Die Metalwelt kennt DIANNE VAN GIERSBERGEN wohl vor allem als Sängerin bei Xandria, wo sie von 2013 – 2017 tätig gewesen ist. Nach ihrem Ausstieg bei Xandria hat die Niederländerin mit ihrer Band Ex Libris noch drei EPs veröffentlicht, bevor sie von der Bildfläche verschwand. Anfang des Jahres gab es nun ein neues Lebenszeichen der Sopranistin. Sie postete ein Bild, dass von vielen als Cover eines Soloalbums gedeutet wurde und kurz darauf folgte mit „After The Storm“ auch bereits der erste Song inklusive Video. Vor kurzem folgte mit „Unleash The Siren“ die zweite Single. Warum die Fans dennoch etwas länger auf ein Album warten müssen, hat uns die sympathische Sängerin im Interview verraten.

HARDLINE: Dianne, wenn man dir auf den sozialen Medien folgt, dann sieht man dich gelassen und stetig lachend. Du scheinst absolut glücklich zu sein und mit deiner Vergangenheit angeschlossen zu haben.

DIANNE VAN GIERSBERGEN: Ich bin total glücklich derzeit. Es könnte gerade nicht besser laufen. Seit der Veröffentlichung geht alles drunter und drüber und meine Wochen sind vollgepackt. Es ist einfach großartig, wieder zurück zu sein.

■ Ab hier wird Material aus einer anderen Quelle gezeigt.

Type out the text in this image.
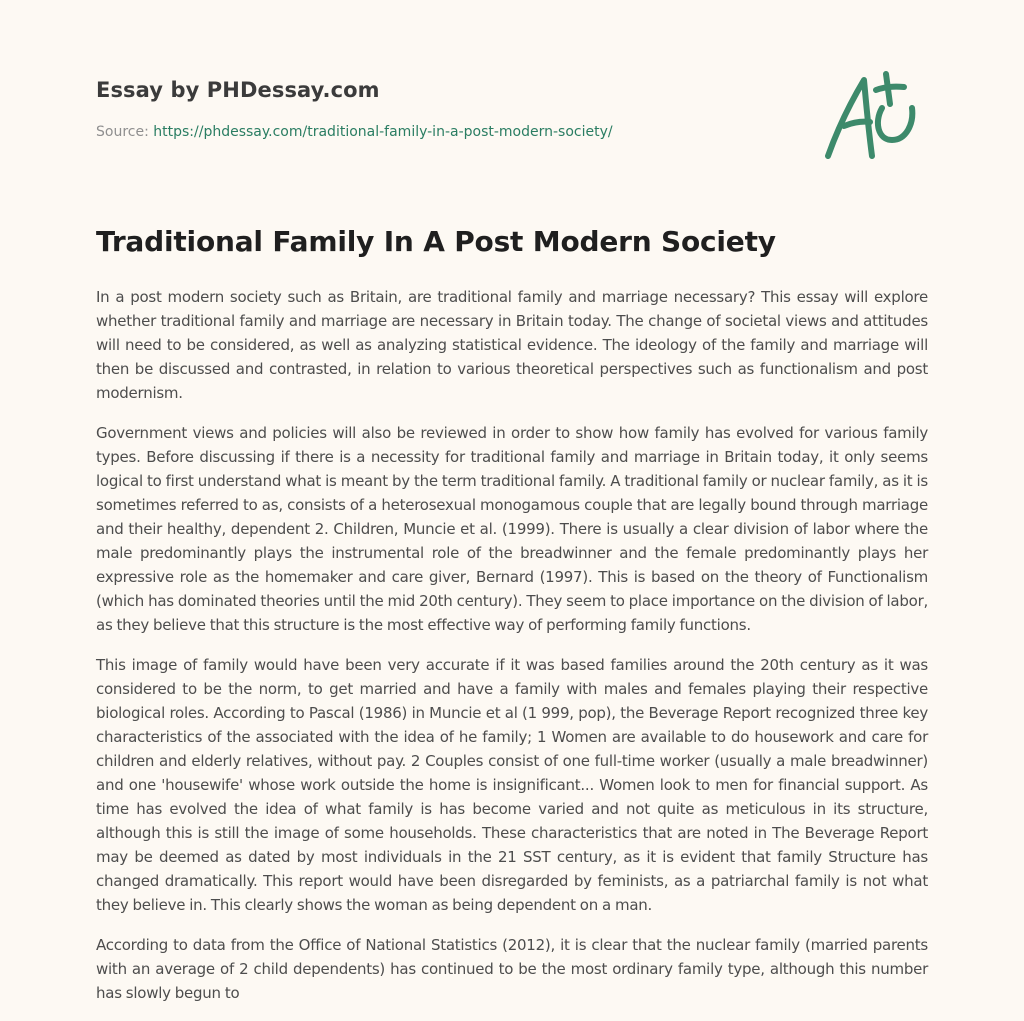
Essay by PHDessay.com
Source: https://phdessay.com/traditional-family-in-a-post-modern-society/
Traditional Family In A Post Modern Society

In a post modern society such as Britain, are traditional family and marriage necessary? This essay will explore whether traditional family and marriage are necessary in Britain today. The change of societal views and attitudes will need to be considered, as well as analyzing statistical evidence. The ideology of the family and marriage will then be discussed and contrasted, in relation to various theoretical perspectives such as functionalism and post modernism.

Government views and policies will also be reviewed in order to show how family has evolved for various family types. Before discussing if there is a necessity for traditional family and marriage in Britain today, it only seems logical to first understand what is meant by the term traditional family. A traditional family or nuclear family, as it is sometimes referred to as, consists of a heterosexual monogamous couple that are legally bound through marriage and their healthy, dependent 2. Children, Muncie et al. (1999). There is usually a clear division of labor where the male predominantly plays the instrumental role of the breadwinner and the female predominantly plays her expressive role as the homemaker and care giver, Bernard (1997). This is based on the theory of Functionalism (which has dominated theories until the mid 20th century). They seem to place importance on the division of labor, as they believe that this structure is the most effective way of performing family functions.

This image of family would have been very accurate if it was based families around the 20th century as it was considered to be the norm, to get married and have a family with males and females playing their respective biological roles. According to Pascal (1986) in Muncie et al (1 999, pop), the Beverage Report recognized three key characteristics of the associated with the idea of he family; 1 Women are available to do housework and care for children and elderly relatives, without pay. 2 Couples consist of one full-time worker (usually a male breadwinner) and one 'housewife' whose work outside the home is insignificant... Women look to men for financial support. As time has evolved the idea of what family is has become varied and not quite as meticulous in its structure, although this is still the image of some households. These characteristics that are noted in The Beverage Report may be deemed as dated by most individuals in the 21 SST century, as it is evident that family Structure has changed dramatically. This report would have been disregarded by feminists, as a patriarchal family is not what they believe in. This clearly shows the woman as being dependent on a man.

According to data from the Office of National Statistics (2012), it is clear that the nuclear family (married parents with an average of 2 child dependents) has continued to be the most ordinary family type, although this number has slowly begun to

HL: Das ist schön zu hören. Ich habe die Songs auch inzwischen mehrfach gehört und sie gefallen mir sehr. Es ist toll, dass du wieder zum Symphonic Metal zurückgefunden hast. Aber es hat eine Weile gedauert, bis etwas neues von dir zu hören war. Warum hast du dir Zeit gelassen?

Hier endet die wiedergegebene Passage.